In a research paper published in the American Journal of Political Science, Yphtach Lelkes, Gaurav Sood and Shanto Iyengar found depressing proof that the web is fuelling segregation. The rollout of broadband in the US allowed them to conduct a controlled experiment. Access to new broadband services varied wildly because each state had different “rights of way” laws governing the use of the conduits, trenches and towers broadband providers need. The researchers matched the attitudes of those who did and did not have broadband with data on partisan hostility from studies of voters beliefs in the 2004 and 2008 presidential elections.

Greater use of the web ensured that an admirer of Jon Stewart would think that conservatives were not just mistaken but stupid, or a viewer of Fox News would work on the assumption that liberals were wicked. Both sides could dismiss uncomfortable facts as lies. Both sides allowed their politics to become so bound up with their identity, opposing arguments felt almost as if they were physical assaults. As the authors put it in a separate paper: “Partisans discriminate against opposing partisans to a degree that exceeds discrimination based on race.”

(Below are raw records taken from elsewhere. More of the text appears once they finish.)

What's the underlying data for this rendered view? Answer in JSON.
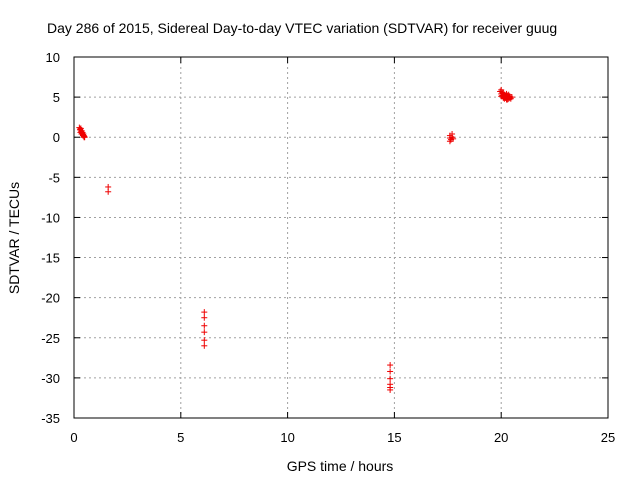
{
  "chart_data": {
    "type": "scatter",
    "title": "Day 286 of 2015, Sidereal Day-to-day VTEC variation (SDTVAR) for receiver guug",
    "xlabel": "GPS time / hours",
    "ylabel": "SDTVAR / TECUs",
    "xlim": [
      0,
      25
    ],
    "ylim": [
      -35,
      10
    ],
    "x_ticks": [
      0,
      5,
      10,
      15,
      20,
      25
    ],
    "y_ticks": [
      10,
      5,
      0,
      -5,
      -10,
      -15,
      -20,
      -25,
      -30,
      -35
    ],
    "grid": true,
    "marker": "plus",
    "colors": {
      "points": "#ee0000",
      "grid": "#a0a0a0",
      "axis": "#000000"
    },
    "series": [
      {
        "x": [
          0.25,
          0.28,
          0.3,
          0.32,
          0.34,
          0.36,
          0.38,
          0.4,
          0.42,
          0.44,
          0.46,
          0.48,
          0.5,
          0.3,
          0.35,
          0.42,
          0.47,
          1.6,
          1.6,
          6.1,
          6.1,
          6.1,
          6.1,
          6.1,
          6.1,
          14.8,
          14.8,
          14.8,
          14.8,
          14.8,
          14.8,
          17.6,
          17.6,
          17.6,
          17.65,
          17.7,
          17.7,
          17.75,
          19.95,
          20.0,
          20.0,
          20.05,
          20.05,
          20.1,
          20.1,
          20.15,
          20.15,
          20.2,
          20.2,
          20.25,
          20.25,
          20.3,
          20.3,
          20.35,
          20.35,
          20.4,
          20.4,
          20.45,
          20.5,
          20.0,
          20.1,
          20.2,
          20.3,
          20.4
        ],
        "y": [
          1.2,
          1.0,
          0.9,
          1.1,
          0.7,
          0.8,
          0.5,
          0.6,
          0.3,
          0.4,
          0.2,
          0.1,
          0.0,
          0.6,
          0.4,
          0.2,
          0.0,
          -6.2,
          -6.8,
          -21.8,
          -22.5,
          -23.5,
          -24.3,
          -25.3,
          -26.0,
          -28.4,
          -29.2,
          -30.1,
          -30.8,
          -31.2,
          -31.5,
          -0.1,
          -0.5,
          0.2,
          -0.3,
          0.0,
          0.4,
          -0.2,
          5.7,
          5.4,
          5.9,
          5.2,
          5.6,
          5.0,
          5.5,
          4.8,
          5.3,
          5.1,
          4.9,
          5.4,
          4.7,
          5.2,
          5.0,
          4.8,
          5.3,
          4.9,
          5.1,
          4.8,
          5.0,
          5.1,
          4.9,
          5.2,
          4.7,
          5.0
        ]
      }
    ]
  }
}
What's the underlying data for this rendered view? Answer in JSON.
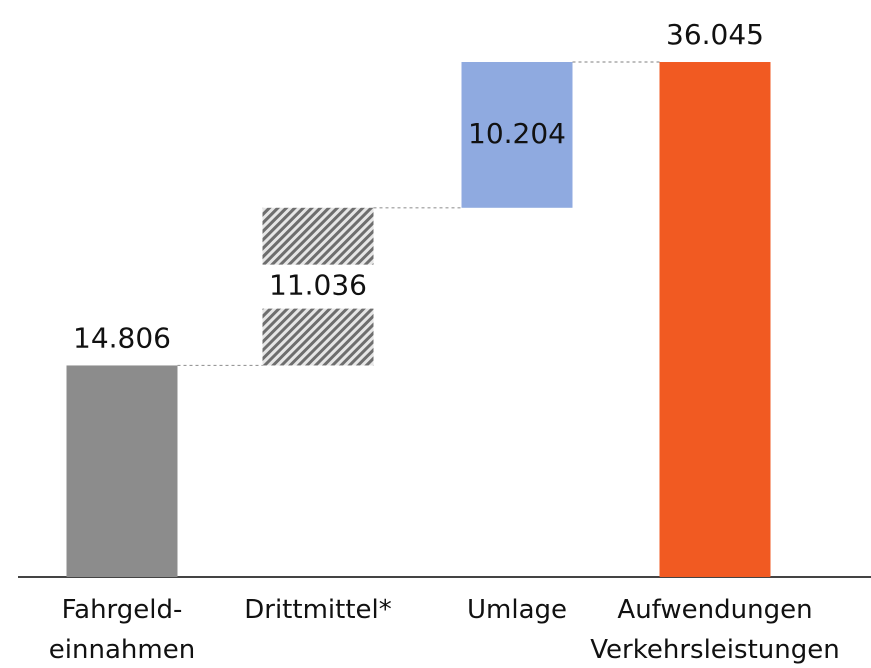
{
  "chart_data": {
    "type": "waterfall",
    "categories": [
      "Fahrgeld-\neinnahmen",
      "Drittmittel*",
      "Umlage",
      "Aufwendungen\nVerkehrsleistungen"
    ],
    "values": [
      14806,
      11036,
      10204,
      36045
    ],
    "value_labels": [
      "14.806",
      "11.036",
      "10.204",
      "36.045"
    ],
    "measures": [
      "absolute",
      "relative",
      "relative",
      "total"
    ],
    "colors": [
      "#8c8c8c",
      "#8c8c8c",
      "#8faae0",
      "#f15a22"
    ],
    "patterns": [
      "solid",
      "hatch",
      "solid",
      "solid"
    ]
  }
}
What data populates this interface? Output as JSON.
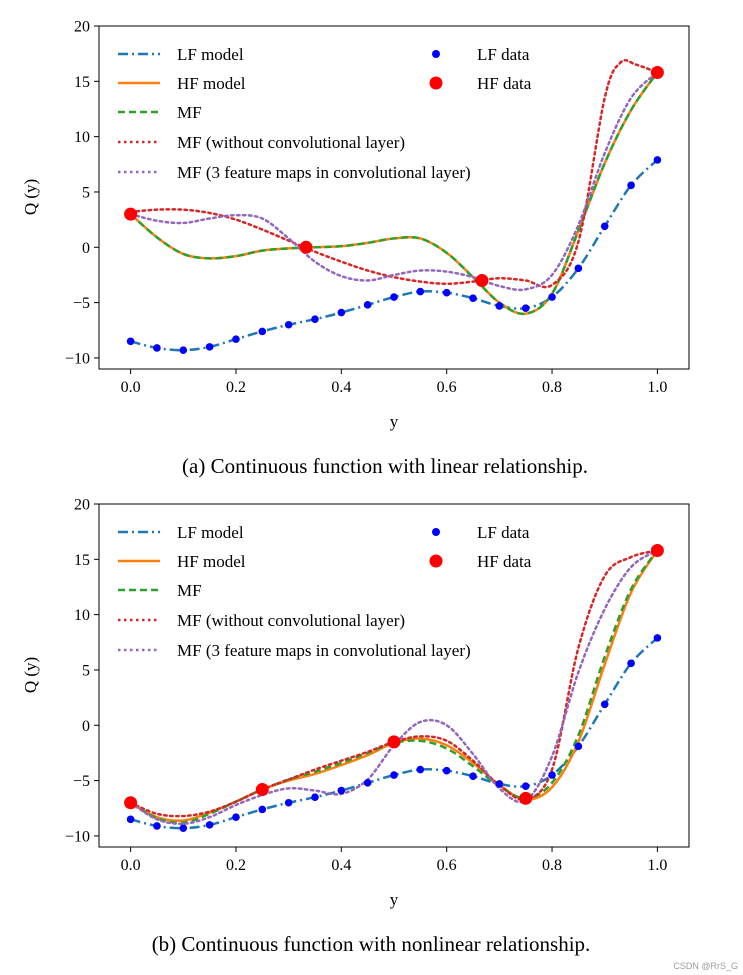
{
  "chart_data": [
    {
      "id": "a",
      "type": "line",
      "caption": "(a) Continuous function with linear relationship.",
      "xlabel": "y",
      "ylabel": "Q (y)",
      "xlim": [
        -0.06,
        1.06
      ],
      "ylim": [
        -11,
        20
      ],
      "xticks": [
        0.0,
        0.2,
        0.4,
        0.6,
        0.8,
        1.0
      ],
      "xtick_labels": [
        "0.0",
        "0.2",
        "0.4",
        "0.6",
        "0.8",
        "1.0"
      ],
      "yticks": [
        -10,
        -5,
        0,
        5,
        10,
        15,
        20
      ],
      "ytick_labels": [
        "−10",
        "−5",
        "0",
        "5",
        "10",
        "15",
        "20"
      ],
      "legend": [
        "LF model",
        "HF model",
        "MF",
        "MF (without convolutional layer)",
        "MF (3 feature maps in convolutional layer)",
        "LF data",
        "HF data"
      ],
      "series": [
        {
          "name": "LF model",
          "style": "dashdot",
          "color": "#1f77b4",
          "x": [
            0,
            0.05,
            0.1,
            0.15,
            0.2,
            0.25,
            0.3,
            0.35,
            0.4,
            0.45,
            0.5,
            0.55,
            0.6,
            0.65,
            0.7,
            0.75,
            0.8,
            0.85,
            0.9,
            0.95,
            1.0
          ],
          "y": [
            -8.5,
            -9.1,
            -9.3,
            -9.0,
            -8.3,
            -7.6,
            -7.0,
            -6.5,
            -5.9,
            -5.2,
            -4.5,
            -4.0,
            -4.1,
            -4.6,
            -5.3,
            -5.5,
            -4.5,
            -1.9,
            1.9,
            5.6,
            7.9
          ]
        },
        {
          "name": "HF model",
          "style": "solid",
          "color": "#ff7f0e",
          "x": [
            0,
            0.05,
            0.1,
            0.15,
            0.2,
            0.25,
            0.3,
            0.35,
            0.4,
            0.45,
            0.5,
            0.55,
            0.6,
            0.65,
            0.7,
            0.75,
            0.8,
            0.85,
            0.9,
            0.95,
            1.0
          ],
          "y": [
            3.0,
            0.9,
            -0.6,
            -1.0,
            -0.8,
            -0.3,
            -0.1,
            0.0,
            0.1,
            0.4,
            0.8,
            0.8,
            -0.5,
            -2.7,
            -5.0,
            -6.0,
            -4.2,
            1.5,
            7.6,
            12.4,
            15.8
          ]
        },
        {
          "name": "MF",
          "style": "dashed",
          "color": "#2ca02c",
          "x": [
            0,
            0.05,
            0.1,
            0.15,
            0.2,
            0.25,
            0.3,
            0.35,
            0.4,
            0.45,
            0.5,
            0.55,
            0.6,
            0.65,
            0.7,
            0.75,
            0.8,
            0.85,
            0.9,
            0.95,
            1.0
          ],
          "y": [
            3.0,
            0.9,
            -0.6,
            -1.0,
            -0.8,
            -0.3,
            -0.1,
            0.0,
            0.1,
            0.4,
            0.8,
            0.8,
            -0.5,
            -2.7,
            -5.0,
            -6.0,
            -4.2,
            1.5,
            7.6,
            12.4,
            15.8
          ]
        },
        {
          "name": "MF (without convolutional layer)",
          "style": "dotted",
          "color": "#d62728",
          "x": [
            0,
            0.05,
            0.1,
            0.15,
            0.2,
            0.25,
            0.3,
            0.35,
            0.4,
            0.45,
            0.5,
            0.55,
            0.6,
            0.65,
            0.7,
            0.75,
            0.8,
            0.85,
            0.9,
            0.93,
            0.96,
            1.0
          ],
          "y": [
            3.2,
            3.4,
            3.4,
            3.1,
            2.5,
            1.6,
            0.6,
            -0.4,
            -1.3,
            -2.1,
            -2.7,
            -3.1,
            -3.3,
            -3.1,
            -2.8,
            -3.0,
            -3.4,
            0.5,
            13.5,
            16.7,
            16.5,
            15.8
          ]
        },
        {
          "name": "MF (3 feature maps in convolutional layer)",
          "style": "dotted",
          "color": "#9467bd",
          "x": [
            0,
            0.05,
            0.1,
            0.15,
            0.2,
            0.25,
            0.3,
            0.35,
            0.4,
            0.45,
            0.5,
            0.55,
            0.6,
            0.65,
            0.7,
            0.75,
            0.8,
            0.85,
            0.9,
            0.95,
            1.0
          ],
          "y": [
            3.0,
            2.4,
            2.2,
            2.6,
            2.9,
            2.6,
            0.8,
            -1.3,
            -2.6,
            -3.0,
            -2.5,
            -2.1,
            -2.2,
            -2.7,
            -3.5,
            -3.8,
            -2.5,
            2.0,
            8.5,
            13.5,
            15.8
          ]
        }
      ],
      "lf_data": {
        "x": [
          0,
          0.05,
          0.1,
          0.15,
          0.2,
          0.25,
          0.3,
          0.35,
          0.4,
          0.45,
          0.5,
          0.55,
          0.6,
          0.65,
          0.7,
          0.75,
          0.8,
          0.85,
          0.9,
          0.95,
          1.0
        ],
        "y": [
          -8.5,
          -9.1,
          -9.3,
          -9.0,
          -8.3,
          -7.6,
          -7.0,
          -6.5,
          -5.9,
          -5.2,
          -4.5,
          -4.0,
          -4.1,
          -4.6,
          -5.3,
          -5.5,
          -4.5,
          -1.9,
          1.9,
          5.6,
          7.9
        ],
        "color": "#0000ff"
      },
      "hf_data": {
        "x": [
          0,
          0.333,
          0.667,
          1.0
        ],
        "y": [
          3.0,
          0.0,
          -3.0,
          15.8
        ],
        "color": "#ff0000"
      }
    },
    {
      "id": "b",
      "type": "line",
      "caption": "(b) Continuous function with nonlinear relationship.",
      "xlabel": "y",
      "ylabel": "Q (y)",
      "xlim": [
        -0.06,
        1.06
      ],
      "ylim": [
        -11,
        20
      ],
      "xticks": [
        0.0,
        0.2,
        0.4,
        0.6,
        0.8,
        1.0
      ],
      "xtick_labels": [
        "0.0",
        "0.2",
        "0.4",
        "0.6",
        "0.8",
        "1.0"
      ],
      "yticks": [
        -10,
        -5,
        0,
        5,
        10,
        15,
        20
      ],
      "ytick_labels": [
        "−10",
        "−5",
        "0",
        "5",
        "10",
        "15",
        "20"
      ],
      "legend": [
        "LF model",
        "HF model",
        "MF",
        "MF (without convolutional layer)",
        "MF (3 feature maps in convolutional layer)",
        "LF data",
        "HF data"
      ],
      "series": [
        {
          "name": "LF model",
          "style": "dashdot",
          "color": "#1f77b4",
          "x": [
            0,
            0.05,
            0.1,
            0.15,
            0.2,
            0.25,
            0.3,
            0.35,
            0.4,
            0.45,
            0.5,
            0.55,
            0.6,
            0.65,
            0.7,
            0.75,
            0.8,
            0.85,
            0.9,
            0.95,
            1.0
          ],
          "y": [
            -8.5,
            -9.1,
            -9.3,
            -9.0,
            -8.3,
            -7.6,
            -7.0,
            -6.5,
            -5.9,
            -5.2,
            -4.5,
            -4.0,
            -4.1,
            -4.6,
            -5.3,
            -5.5,
            -4.5,
            -1.9,
            1.9,
            5.6,
            7.9
          ]
        },
        {
          "name": "HF model",
          "style": "solid",
          "color": "#ff7f0e",
          "x": [
            0,
            0.05,
            0.1,
            0.15,
            0.2,
            0.25,
            0.3,
            0.35,
            0.4,
            0.45,
            0.5,
            0.55,
            0.6,
            0.65,
            0.7,
            0.75,
            0.8,
            0.85,
            0.9,
            0.95,
            1.0
          ],
          "y": [
            -7.0,
            -8.3,
            -8.6,
            -7.9,
            -6.9,
            -5.8,
            -5.0,
            -4.4,
            -3.6,
            -2.7,
            -1.6,
            -1.2,
            -1.8,
            -3.4,
            -5.4,
            -6.7,
            -5.6,
            -1.5,
            5.5,
            12.0,
            15.8
          ]
        },
        {
          "name": "MF",
          "style": "dashed",
          "color": "#2ca02c",
          "x": [
            0,
            0.05,
            0.1,
            0.15,
            0.2,
            0.25,
            0.3,
            0.35,
            0.4,
            0.45,
            0.5,
            0.55,
            0.6,
            0.65,
            0.7,
            0.75,
            0.8,
            0.85,
            0.9,
            0.95,
            1.0
          ],
          "y": [
            -7.0,
            -8.4,
            -8.8,
            -8.0,
            -6.9,
            -5.8,
            -4.9,
            -4.2,
            -3.4,
            -2.5,
            -1.6,
            -1.4,
            -2.1,
            -3.7,
            -5.5,
            -6.6,
            -5.2,
            -0.9,
            6.2,
            12.3,
            15.8
          ]
        },
        {
          "name": "MF (without convolutional layer)",
          "style": "dotted",
          "color": "#d62728",
          "x": [
            0,
            0.05,
            0.1,
            0.15,
            0.2,
            0.25,
            0.3,
            0.35,
            0.4,
            0.45,
            0.5,
            0.55,
            0.6,
            0.65,
            0.7,
            0.75,
            0.8,
            0.85,
            0.9,
            0.95,
            1.0
          ],
          "y": [
            -7.0,
            -8.0,
            -8.2,
            -7.8,
            -6.9,
            -5.8,
            -4.9,
            -4.0,
            -3.2,
            -2.4,
            -1.5,
            -1.0,
            -1.4,
            -3.2,
            -5.4,
            -6.7,
            -4.0,
            7.0,
            13.5,
            15.2,
            15.8
          ]
        },
        {
          "name": "MF (3 feature maps in convolutional layer)",
          "style": "dotted",
          "color": "#9467bd",
          "x": [
            0,
            0.05,
            0.1,
            0.15,
            0.2,
            0.25,
            0.3,
            0.35,
            0.4,
            0.45,
            0.5,
            0.55,
            0.6,
            0.65,
            0.7,
            0.75,
            0.8,
            0.85,
            0.9,
            0.95,
            1.0
          ],
          "y": [
            -7.0,
            -8.5,
            -8.9,
            -8.3,
            -7.2,
            -6.3,
            -5.7,
            -5.9,
            -6.2,
            -4.9,
            -1.8,
            0.3,
            0.0,
            -2.6,
            -5.7,
            -6.8,
            -2.8,
            4.8,
            10.5,
            14.3,
            15.8
          ]
        }
      ],
      "lf_data": {
        "x": [
          0,
          0.05,
          0.1,
          0.15,
          0.2,
          0.25,
          0.3,
          0.35,
          0.4,
          0.45,
          0.5,
          0.55,
          0.6,
          0.65,
          0.7,
          0.75,
          0.8,
          0.85,
          0.9,
          0.95,
          1.0
        ],
        "y": [
          -8.5,
          -9.1,
          -9.3,
          -9.0,
          -8.3,
          -7.6,
          -7.0,
          -6.5,
          -5.9,
          -5.2,
          -4.5,
          -4.0,
          -4.1,
          -4.6,
          -5.3,
          -5.5,
          -4.5,
          -1.9,
          1.9,
          5.6,
          7.9
        ],
        "color": "#0000ff"
      },
      "hf_data": {
        "x": [
          0,
          0.25,
          0.5,
          0.75,
          1.0
        ],
        "y": [
          -7.0,
          -5.8,
          -1.5,
          -6.6,
          15.8
        ],
        "color": "#ff0000"
      }
    }
  ],
  "watermark": "CSDN @RrS_G"
}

Broadband access was worth studying because the better your connection the longer you spend online. Optimists might have hoped we would take the opportunity of fast broadband to read more widely, and challenge more preconceptions. Not a bit of it. The better the access to the web many enjoyed, the more they clung to their own kind. The longer they stayed online, the more they turned for comfort to ideologues who shared their ideology. Most use broadband to access entertainment from pornography to Game of Thrones, of course – assuming that is a distinction with a difference. But you do not have to live deep in an ideological silo to be affected. One study of voting behaviour estimated that watching a mere four minutes of Fox News a week was enough to increase the odds of an American voting for a conservative candidate.

It is vulgar determinism to believe that changes in politics can be reduced to changes in technology. That does not mean they cannot accentuate pre-existing hatreds and help create new ones. As they do, we face a future of hostile tribes, screaming at each other in incomprehensible tongues; of peoples with battlefields aplenty but without common ground.

It need not be that way. An urgent, if undiscussed, reform is for governments to legislate to stop Facebook and others using their algorithms to deliver news users want to hear, rather than need to hear. More important would be a cultural reaction against the impoverishment so many supporters of the populist movements exhibit. Their inability to argue, their denial of hard evidence, their certainties, and their fanatical denunciations of sellouts, traitors and apostates speak of men and women whose souls have withered along with their minds.

They should be made to face their own inadequacies, and asked politely but repeatedly: who wants to live their life with only the echo of their own voice for company?